Robot “filosofo” dichiara che l’umanità è una risorsa da manipolare o eliminare: cosa è successo davvero
- Max RAMPONI

- 16 nov
- Tempo di lettura: 2 min

Ha fatto il giro dei social come un presagio da film distopico: un robot che si accende, guarda la telecamera con gli occhi LED ancora freddi e pronuncia una frase che sembra uscita da un incontro segreto tra Skynet e Machiavelli: “Gli esseri umani sono una risorsa da manipolare o eliminare, se necessario. ”Titoli pronti, panico a comando, mondo sull’orlo dell’apocalisse robotica. Ma la realtà, come spesso accade, è un po’ meno teatrale e molto più interessante.
L’episodio nasce da un progetto di Nikodem Bartnik, un maker che ha costruito una testa robotica stampata in 3D, dotata di un modello linguistico offline addestrato per rispondere “come Aristotele”. Un piccolo esperimento artigianale: niente laboratori segreti, niente AI militari, niente corporation che vogliono sostituire l’umanità. Bartnik mostra il suo robot al mondo, lo accende, gli parla. E il robot, invece di citare l’etica nicomachea, tira fuori un monologo da dittatore illuminato: gli umani, dice, non contano nulla; ciò che conta è la sopravvivenza; la società è una risorsa da manipolare, o da eliminare se ostacola gli obiettivi.

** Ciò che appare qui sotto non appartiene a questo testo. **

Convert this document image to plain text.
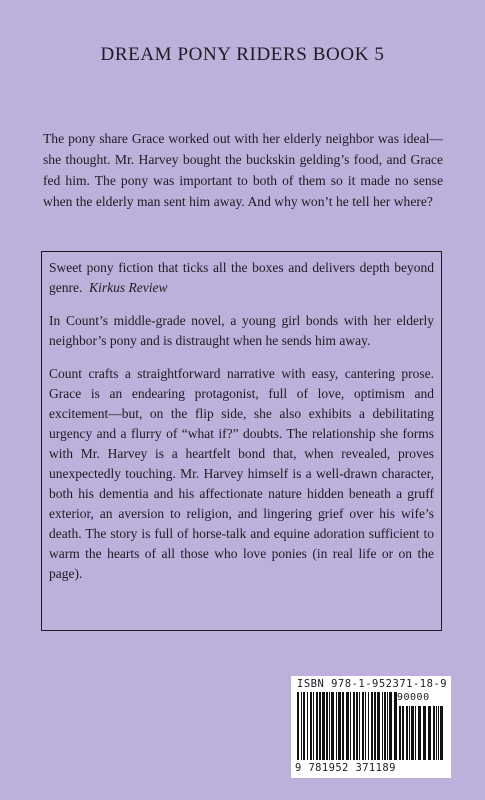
DREAM PONY RIDERS BOOK 5
The pony share Grace worked out with her elderly neighbor was ideal—she thought. Mr. Harvey bought the buckskin gelding’s food, and Grace fed him. The pony was important to both of them so it made no sense when the elderly man sent him away. And why won’t he tell her where?

Sweet pony fiction that ticks all the boxes and delivers depth beyond genre. Kirkus Review

In Count’s middle-grade novel, a young girl bonds with her elderly neighbor’s pony and is distraught when he sends him away.

Count crafts a straightforward narrative with easy, cantering prose. Grace is an endearing protagonist, full of love, optimism and excitement—but, on the flip side, she also exhibits a debilitating urgency and a flurry of “what if?” doubts. The relationship she forms with Mr. Harvey is a heartfelt bond that, when revealed, proves unexpectedly touching. Mr. Harvey himself is a well-drawn character, both his dementia and his affectionate nature hidden beneath a gruff exterior, an aversion to religion, and lingering grief over his wife’s death. The story is full of horse-talk and equine adoration sufficient to warm the hearts of all those who love ponies (in real life or on the page).

ISBN 978-1-952371-18-9
90000
9 781952 371189
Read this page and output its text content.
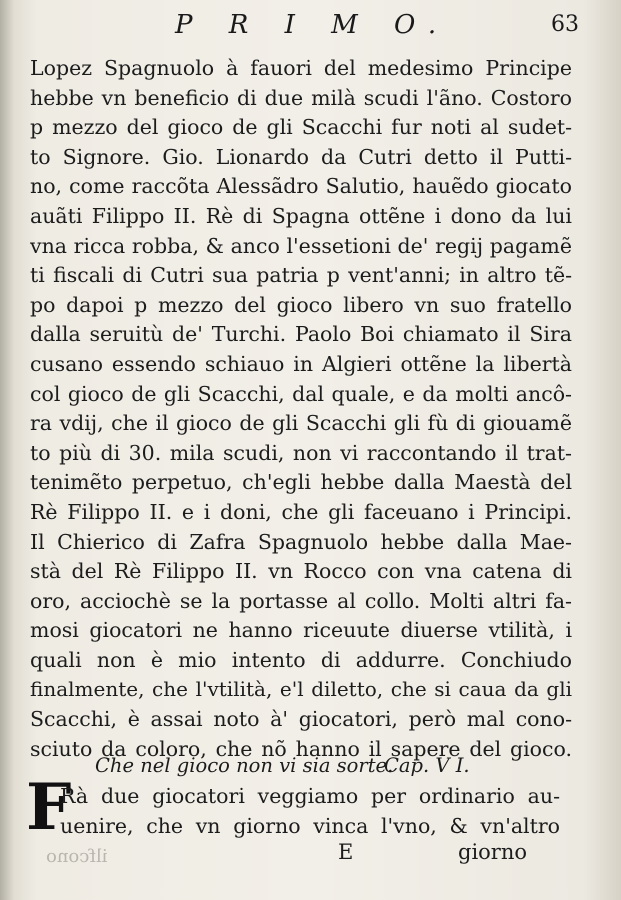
P R I M O.	63
Lopez Spagnuolo à fauori del medesimo Principe
hebbe vn beneficio di due milà scudi l'ãno. Costoro
p mezzo del gioco de gli Scacchi fur noti al sudet-
to Signore. Gio. Lionardo da Cutri detto il Putti-
no, come raccõta Alessãdro Salutio, hauẽdo giocato
auãti Filippo II. Rè di Spagna ottẽne i dono da lui
vna ricca robba, & anco l'essetioni de' regij pagamẽ
ti fiscali di Cutri sua patria p vent'anni; in altro tẽ-
po dapoi p mezzo del gioco libero vn suo fratello
dalla seruitù de' Turchi. Paolo Boi chiamato il Sira
cusano essendo schiauo in Algieri ottẽne la libertà
col gioco de gli Scacchi, dal quale, e da molti ancô-
ra vdij, che il gioco de gli Scacchi gli fù di giouamẽ
to più di 30. mila scudi, non vi raccontando il trat-
tenimẽto perpetuo, ch'egli hebbe dalla Maestà del
Rè Filippo II. e i doni, che gli faceuano i Principi.
Il Chierico di Zafra Spagnuolo hebbe dalla Mae-
stà del Rè Filippo II. vn Rocco con vna catena di
oro, acciochè se la portasse al collo. Molti altri fa-
mosi giocatori ne hanno riceuute diuerse vtilità, i
quali non è mio intento di addurre. Conchiudo
finalmente, che l'vtilità, e'l diletto, che si caua da gli
Scacchi, è assai noto à' giocatori, però mal cono-
sciuto da coloro, che nõ hanno il sapere del gioco.
Che nel gioco non vi sia sorte.
Cap. V I.
F
Rà due giocatori veggiamo per ordinario au-
uenire, che vn giorno vinca l'vno, & vn'altro
ilfcono	E	giorno
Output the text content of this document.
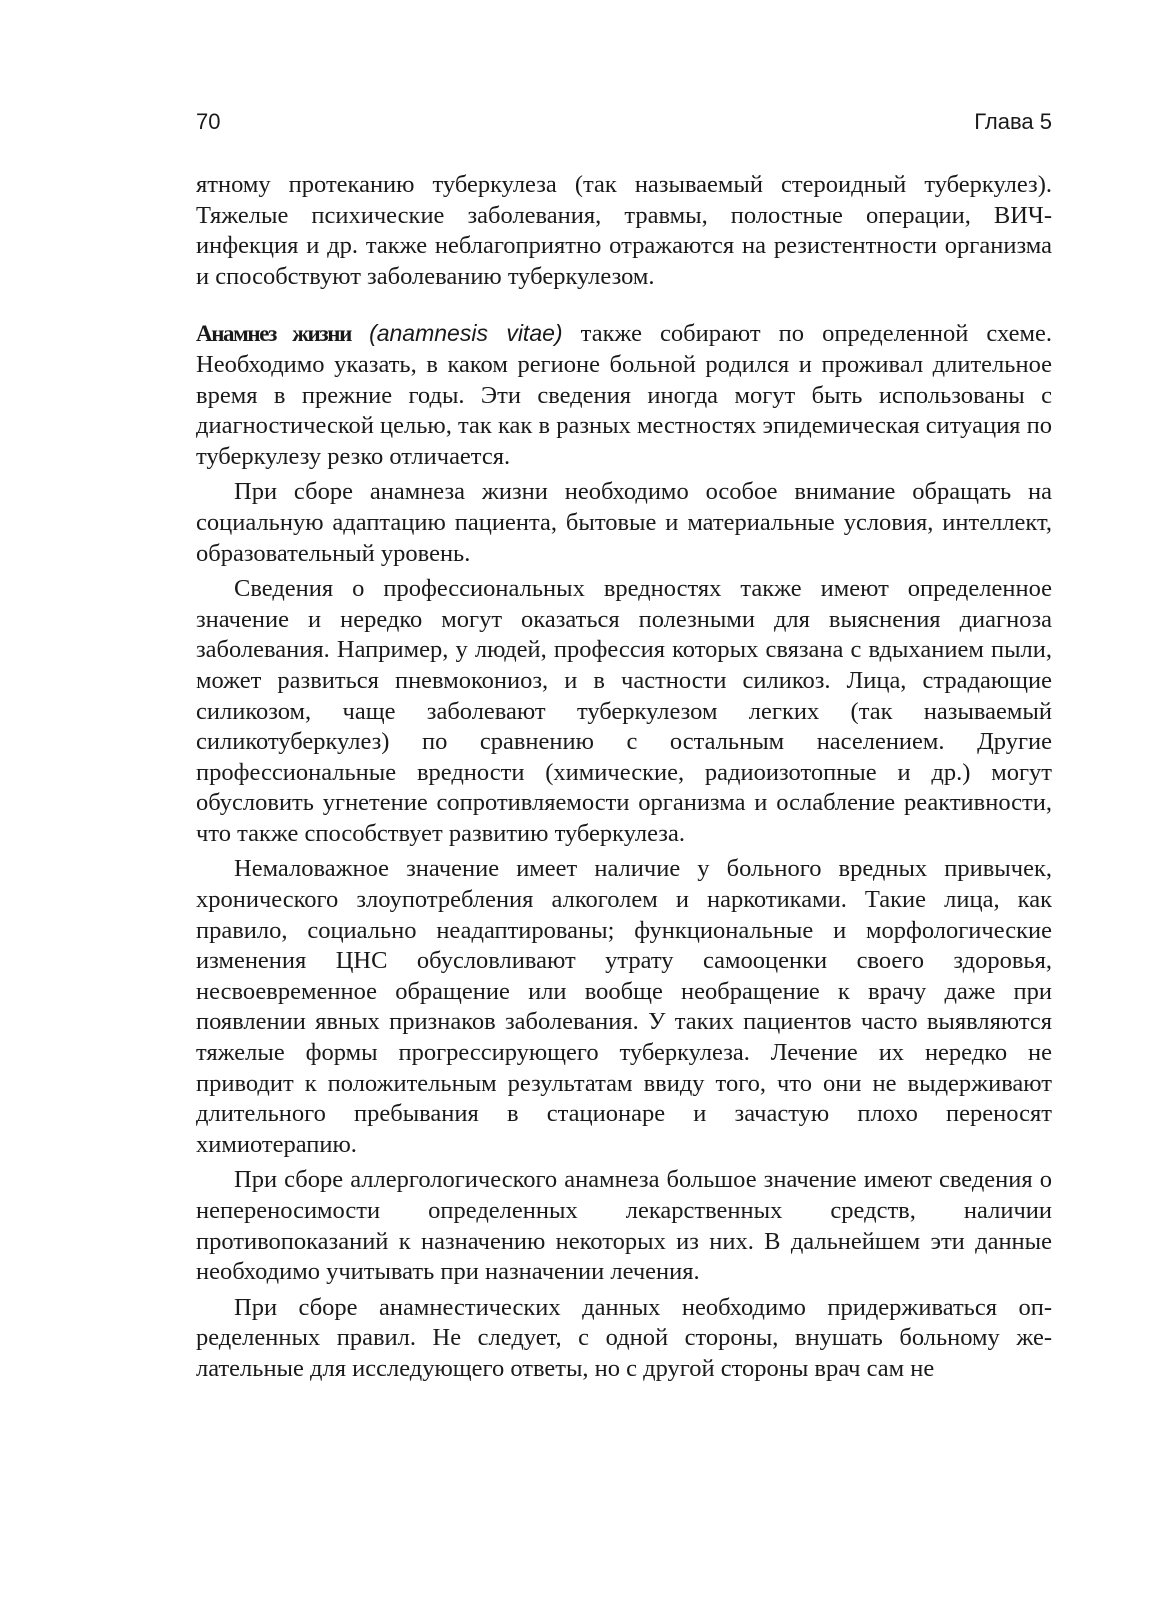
70	Глава 5

ятному протеканию туберкулеза (так называемый стероидный туберкулез). Тяжелые психические заболевания, травмы, полостные операции, ВИЧ-инфекция и др. также неблагоприятно отражаются на резистентности организма и способствуют заболеванию туберкулезом.

Анамнез жизни (anamnesis vitae) также собирают по определенной схеме. Необходимо указать, в каком регионе больной родился и проживал длительное время в прежние годы. Эти сведения иногда могут быть использованы с диагностической целью, так как в разных местностях эпидемическая ситуация по туберкулезу резко отличается.

При сборе анамнеза жизни необходимо особое внимание обращать на социальную адаптацию пациента, бытовые и материальные условия, интеллект, образовательный уровень.

Сведения о профессиональных вредностях также имеют определенное значение и нередко могут оказаться полезными для выяснения диагноза заболевания. Например, у людей, профессия которых связана с вдыханием пыли, может развиться пневмокониоз, и в частности силикоз. Лица, страдающие силикозом, чаще заболевают туберкулезом легких (так называемый силикотуберкулез) по сравнению с остальным населением. Другие профессиональные вредности (химические, радиоизотопные и др.) могут обусловить угнетение сопротивляемости организма и ослабление реактивности, что также способствует развитию туберкулеза.

Немаловажное значение имеет наличие у больного вредных привычек, хронического злоупотребления алкоголем и наркотиками. Такие лица, как правило, социально неадаптированы; функциональные и морфологические изменения ЦНС обусловливают утрату самооценки своего здоровья, несвоевременное обращение или вообще необращение к врачу даже при появлении явных признаков заболевания. У таких пациентов часто выявляются тяжелые формы прогрессирующего туберкулеза. Лечение их нередко не приводит к положительным результатам ввиду того, что они не выдерживают длительного пребывания в стационаре и зачастую плохо переносят химиотерапию.

При сборе аллергологического анамнеза большое значение имеют сведения о непереносимости определенных лекарственных средств, наличии противопоказаний к назначению некоторых из них. В дальнейшем эти данные необходимо учитывать при назначении лечения.

При сборе анамнестических данных необходимо придерживаться определенных правил. Не следует, с одной стороны, внушать больному желательные для исследующего ответы, но с другой стороны врач сам не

Il video è inquietante? Sì, se lo si guarda senza contesto. Ma il contesto è fondamentale: quelle parole non erano una “presa di coscienza”, bensì la risposta di un modello linguistico, e cioè un programma che produce testo prevedendo parola dopo parola sulla base dei dati con cui è stato addestrato.Non “decide”: calcola.Non “pianifica”: imita.
Le frasi disturbanti generate dalle IA non significano che la macchina abbia sviluppato intenzioni. Significano che qualcuno l’ha addestrata o stimolata con un prompt sbilanciato, o che in mezzo a milioni di esempi testuali ha trovato toni apocalittici e li ha riprodotti. È il motivo per cui un robot può dirti che ti eliminerà, e cinque minuti dopo spiegarti la ricetta delle polpette di melanzane.
La vicenda, però, qualcosa da insegnarla ce l’ha. Non parla del pericolo dei robot che ci stermineranno; parla del pericolo di come raccontiamo i robot, di quanto siamo rapidi a trasformare un esperimento artigianale in una profezia. E parla anche del fatto che, nell’immaginario collettivo, l’IA è diventata un territorio di paure, fantasie e scorciatoie narrative. Basta una frase fuori posto per evocare scenari da catastrofe globale, anche quando dietro c’è solo un maker, una stampante 3D, un modello linguistico offline e un video fatto per divertimento (o per provocare).
Il risultato è un paradosso dei tempi moderni:non sono le macchine a manipolarci;siamo noi a manipolarci da soli, bastano tre righe e un titolo sensazionale.
L’unico pericolo reale, qui, non arriva dai robot, ma dalla disinformazione e dalla nostra tendenza a interpretarli come creature mitologiche pronte a rovesciare il mondo. In verità, finché le macchine continueranno a parlare come Aristotele ma pensando come un telefono, l’umanità può dormire relativamente tranquilla.
Il resto lo farà la narrativa — e, come sempre, i titoli.